First, I’m grateful for my family. My mom has always been devoted to keeping my family whole and happy. She works both jobs as a mother and a father and honestly, she surpasses many parents who only have the one job. She’s also one of my best friends in the entire world and I don’t know where I would be without her in my life. While my brothers and I don’t always get along, I am constantly thankful for them being around - Whether it’s defending my honor or being overprotective, I know we will always have one another’s backs. And of course, I can’t forget my dog, Zoe because a pet’s love is purely unconditional.
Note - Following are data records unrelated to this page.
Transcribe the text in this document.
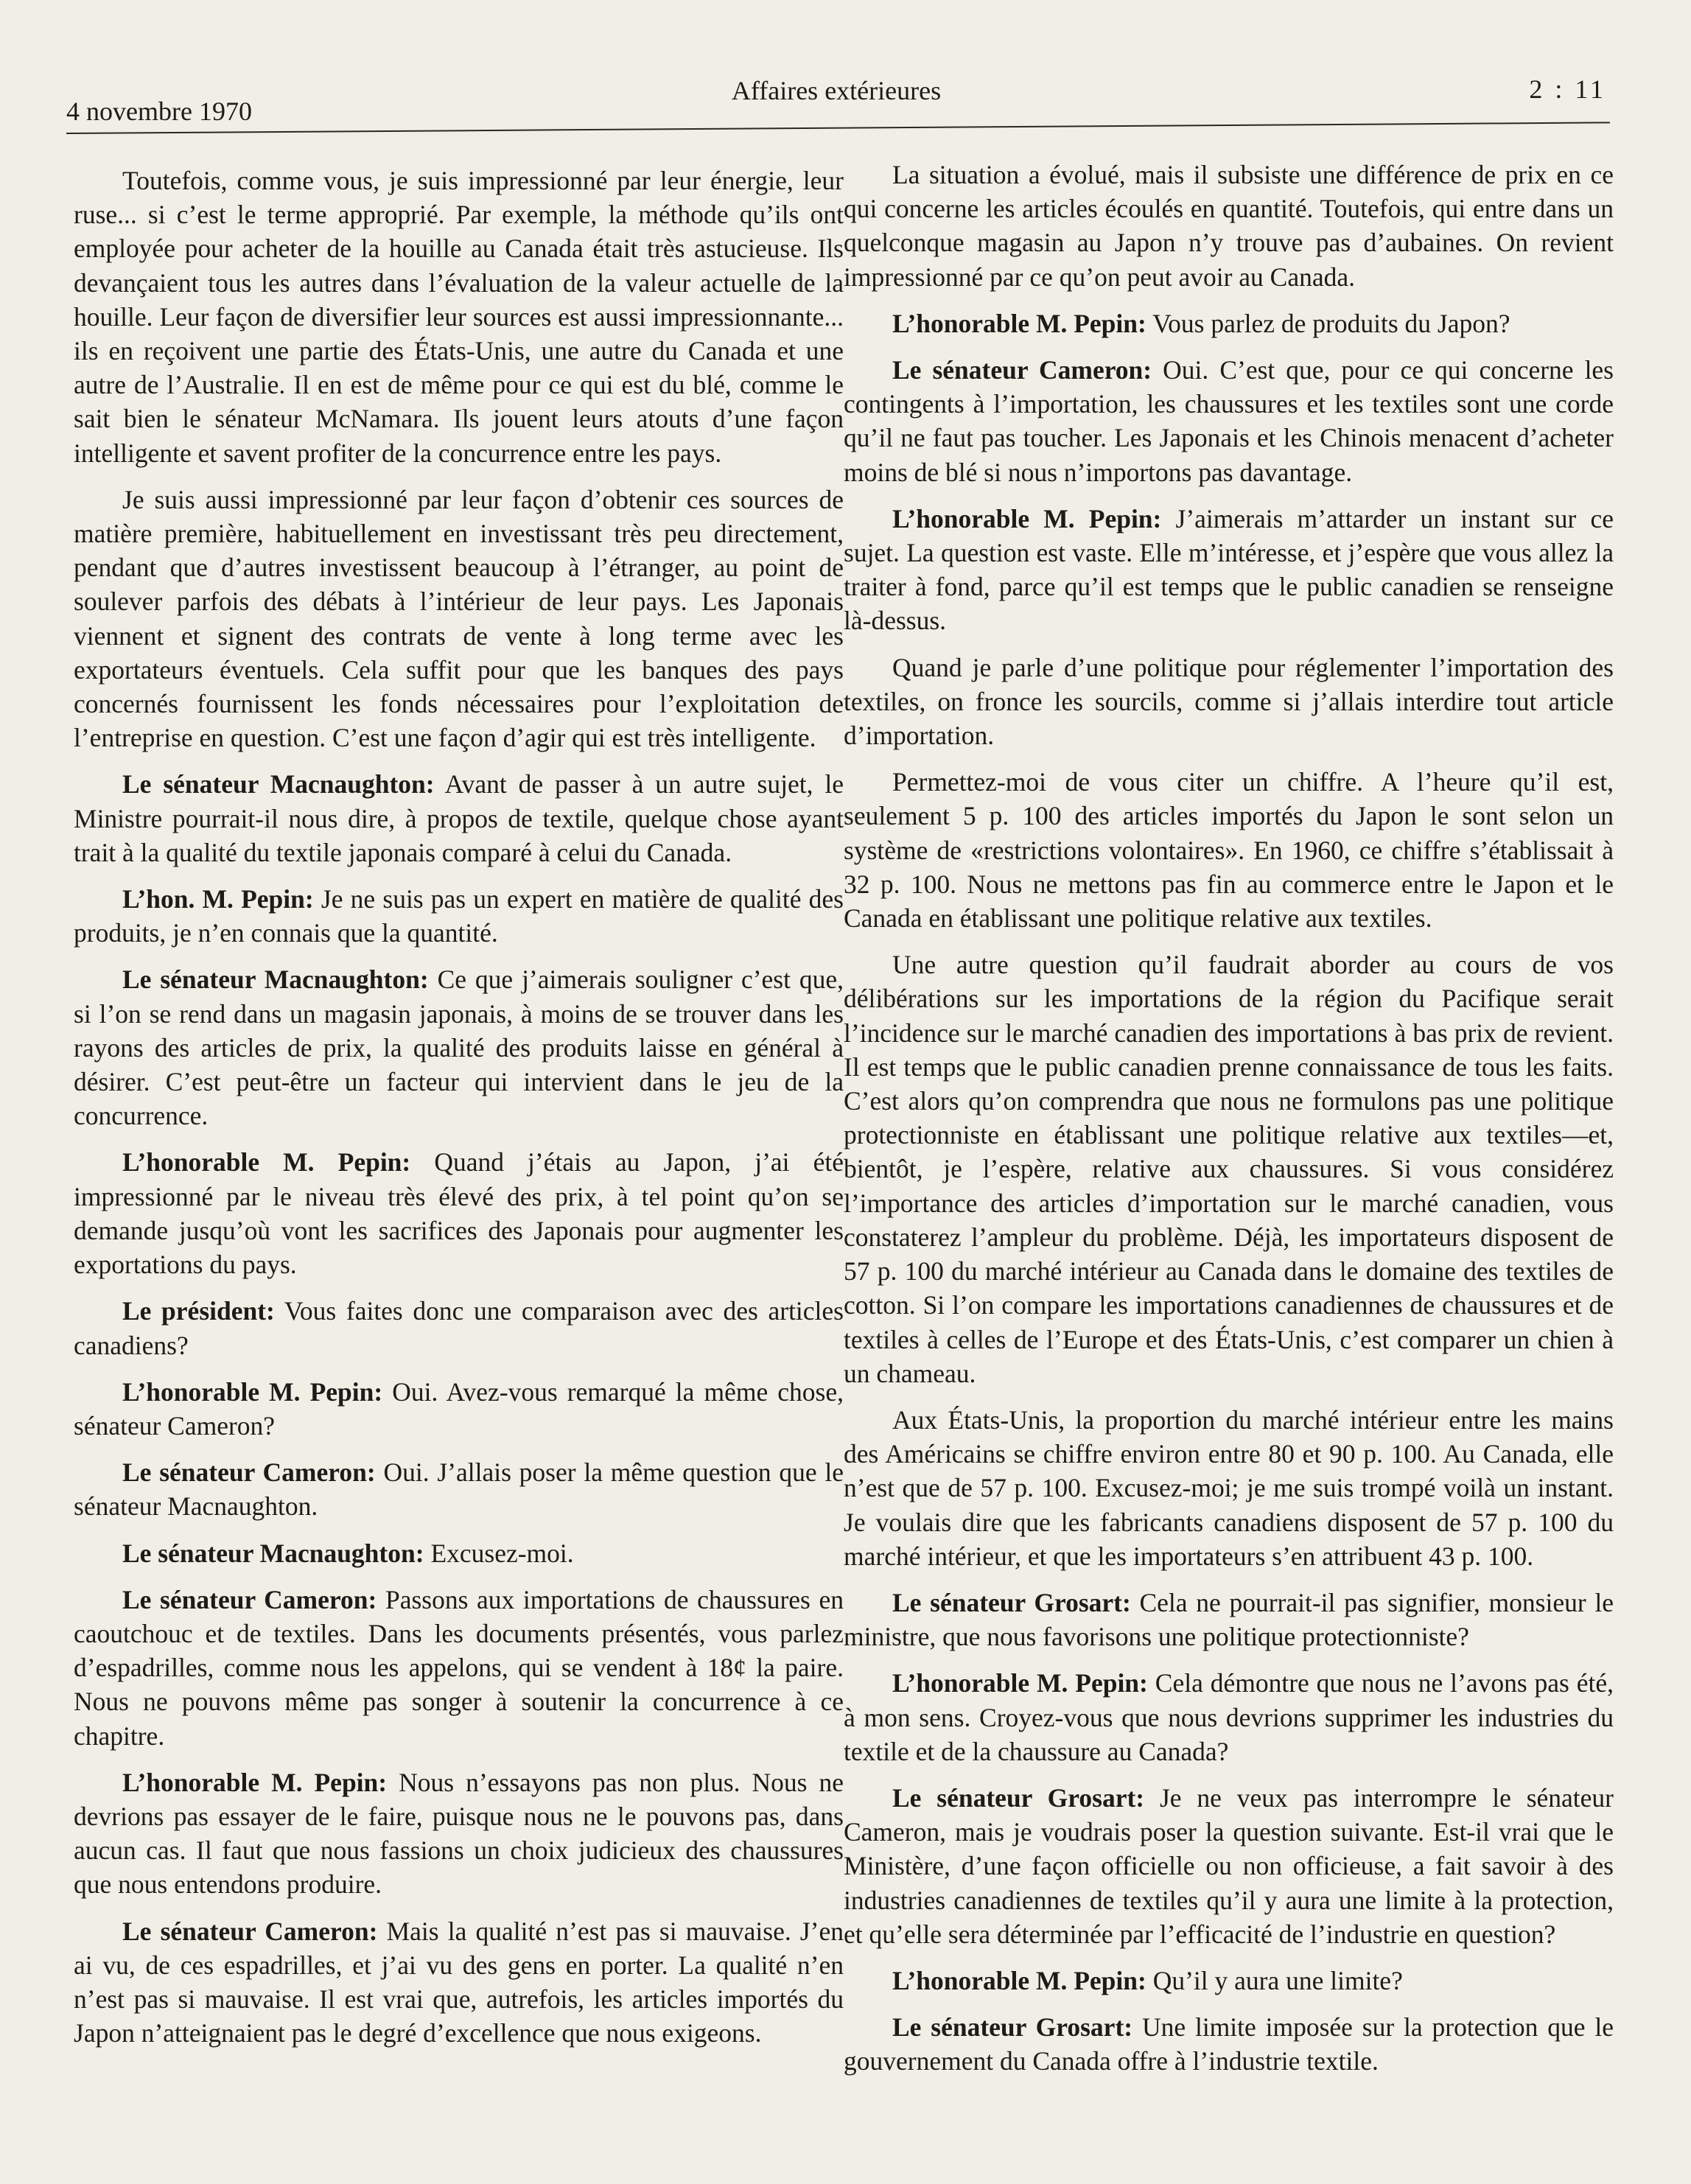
4 novembre 1970
Affaires extérieures	2 : 11

Toutefois, comme vous, je suis impressionné par leur énergie, leur ruse... si c’est le terme approprié. Par exemple, la méthode qu’ils ont employée pour acheter de la houille au Canada était très astucieuse. Ils devançaient tous les autres dans l’évaluation de la valeur actuelle de la houille. Leur façon de diversifier leur sources est aussi impressionnante... ils en reçoivent une partie des États-Unis, une autre du Canada et une autre de l’Australie. Il en est de même pour ce qui est du blé, comme le sait bien le sénateur McNamara. Ils jouent leurs atouts d’une façon intelligente et savent profiter de la concurrence entre les pays.

Je suis aussi impressionné par leur façon d’obtenir ces sources de matière première, habituellement en investissant très peu directement, pendant que d’autres investissent beaucoup à l’étranger, au point de soulever parfois des débats à l’intérieur de leur pays. Les Japonais viennent et signent des contrats de vente à long terme avec les exportateurs éventuels. Cela suffit pour que les banques des pays concernés fournissent les fonds nécessaires pour l’exploitation de l’entreprise en question. C’est une façon d’agir qui est très intelligente.

Le sénateur Macnaughton: Avant de passer à un autre sujet, le Ministre pourrait-il nous dire, à propos de textile, quelque chose ayant trait à la qualité du textile japonais comparé à celui du Canada.

L’hon. M. Pepin: Je ne suis pas un expert en matière de qualité des produits, je n’en connais que la quantité.

Le sénateur Macnaughton: Ce que j’aimerais souligner c’est que, si l’on se rend dans un magasin japonais, à moins de se trouver dans les rayons des articles de prix, la qualité des produits laisse en général à désirer. C’est peut-être un facteur qui intervient dans le jeu de la concurrence.

L’honorable M. Pepin: Quand j’étais au Japon, j’ai été impressionné par le niveau très élevé des prix, à tel point qu’on se demande jusqu’où vont les sacrifices des Japonais pour augmenter les exportations du pays.

Le président: Vous faites donc une comparaison avec des articles canadiens?

L’honorable M. Pepin: Oui. Avez-vous remarqué la même chose, sénateur Cameron?

Le sénateur Cameron: Oui. J’allais poser la même question que le sénateur Macnaughton.

Le sénateur Macnaughton: Excusez-moi.

Le sénateur Cameron: Passons aux importations de chaussures en caoutchouc et de textiles. Dans les documents présentés, vous parlez d’espadrilles, comme nous les appelons, qui se vendent à 18¢ la paire. Nous ne pouvons même pas songer à soutenir la concurrence à ce chapitre.

L’honorable M. Pepin: Nous n’essayons pas non plus. Nous ne devrions pas essayer de le faire, puisque nous ne le pouvons pas, dans aucun cas. Il faut que nous fassions un choix judicieux des chaussures que nous entendons produire.

Le sénateur Cameron: Mais la qualité n’est pas si mauvaise. J’en ai vu, de ces espadrilles, et j’ai vu des gens en porter. La qualité n’en n’est pas si mauvaise. Il est vrai que, autrefois, les articles importés du Japon n’atteignaient pas le degré d’excellence que nous exigeons.

La situation a évolué, mais il subsiste une différence de prix en ce qui concerne les articles écoulés en quantité. Toutefois, qui entre dans un quelconque magasin au Japon n’y trouve pas d’aubaines. On revient impressionné par ce qu’on peut avoir au Canada.

L’honorable M. Pepin: Vous parlez de produits du Japon?

Le sénateur Cameron: Oui. C’est que, pour ce qui concerne les contingents à l’importation, les chaussures et les textiles sont une corde qu’il ne faut pas toucher. Les Japonais et les Chinois menacent d’acheter moins de blé si nous n’importons pas davantage.

L’honorable M. Pepin: J’aimerais m’attarder un instant sur ce sujet. La question est vaste. Elle m’intéresse, et j’espère que vous allez la traiter à fond, parce qu’il est temps que le public canadien se renseigne là-dessus.

Quand je parle d’une politique pour réglementer l’importation des textiles, on fronce les sourcils, comme si j’allais interdire tout article d’importation.

Permettez-moi de vous citer un chiffre. A l’heure qu’il est, seulement 5 p. 100 des articles importés du Japon le sont selon un système de «restrictions volontaires». En 1960, ce chiffre s’établissait à 32 p. 100. Nous ne mettons pas fin au commerce entre le Japon et le Canada en établissant une politique relative aux textiles.

Une autre question qu’il faudrait aborder au cours de vos délibérations sur les importations de la région du Pacifique serait l’incidence sur le marché canadien des importations à bas prix de revient. Il est temps que le public canadien prenne connaissance de tous les faits. C’est alors qu’on comprendra que nous ne formulons pas une politique protectionniste en établissant une politique relative aux textiles—et, bientôt, je l’espère, relative aux chaussures. Si vous considérez l’importance des articles d’importation sur le marché canadien, vous constaterez l’ampleur du problème. Déjà, les importateurs disposent de 57 p. 100 du marché intérieur au Canada dans le domaine des textiles de cotton. Si l’on compare les importations canadiennes de chaussures et de textiles à celles de l’Europe et des États-Unis, c’est comparer un chien à un chameau.

Aux États-Unis, la proportion du marché intérieur entre les mains des Américains se chiffre environ entre 80 et 90 p. 100. Au Canada, elle n’est que de 57 p. 100. Excusez-moi; je me suis trompé voilà un instant. Je voulais dire que les fabricants canadiens disposent de 57 p. 100 du marché intérieur, et que les importateurs s’en attribuent 43 p. 100.

Le sénateur Grosart: Cela ne pourrait-il pas signifier, monsieur le ministre, que nous favorisons une politique protectionniste?

L’honorable M. Pepin: Cela démontre que nous ne l’avons pas été, à mon sens. Croyez-vous que nous devrions supprimer les industries du textile et de la chaussure au Canada?

Le sénateur Grosart: Je ne veux pas interrompre le sénateur Cameron, mais je voudrais poser la question suivante. Est-il vrai que le Ministère, d’une façon officielle ou non officieuse, a fait savoir à des industries canadiennes de textiles qu’il y aura une limite à la protection, et qu’elle sera déterminée par l’efficacité de l’industrie en question?

L’honorable M. Pepin: Qu’il y aura une limite?

Le sénateur Grosart: Une limite imposée sur la protection que le gouvernement du Canada offre à l’industrie textile.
I don’t know where I would be in 2014 without my friends. Especially in my junior year of college, my friends and I have sewn an unbreakable knot, one that will last a lifetime. Each and every one has pulled me back together when I’m in pieces and made my stomach ache with laughter. While my 2013 was a good one, there were many times I had battles to conquer, lessons to learn and they never once left my side. My friends from home have also shown me what it means to have a long-lasting friendship. With these relationships I’ve built with them, it proves to me even more the strength we have to not see each other for months at a time, but the moment together it’s as if we never left one another’s side. I’m eternally grateful for the friendships I’ve maintained for all of these years, both from college and high school and know that these are the type of people my soul was supposed to find.
And finally, my boyfriend, the one person has barely spent any time in my 2013, but I know will leave a lasting impression on my 2014 and hopefully, beyond that. He has shown me what not settling feels like. We balance one another, prove to each other how great we are for one another every moment we spend together. He was the sunshine in my somewhat stormy life. In fact, he still his. His devotion and care have pushed me to follow my dreams, to explore new ideas. We make each other think and learn. I don’t think I could ask for more than what he has given me in our relationship.
But also, 2013 has forced me to take chances. Chances I’m grateful to have sought after, crumbled for, and in turn, built happiness upon.
My 2013 was a roller coaster. And I wouldn’t expect anything less of my journey into 2014.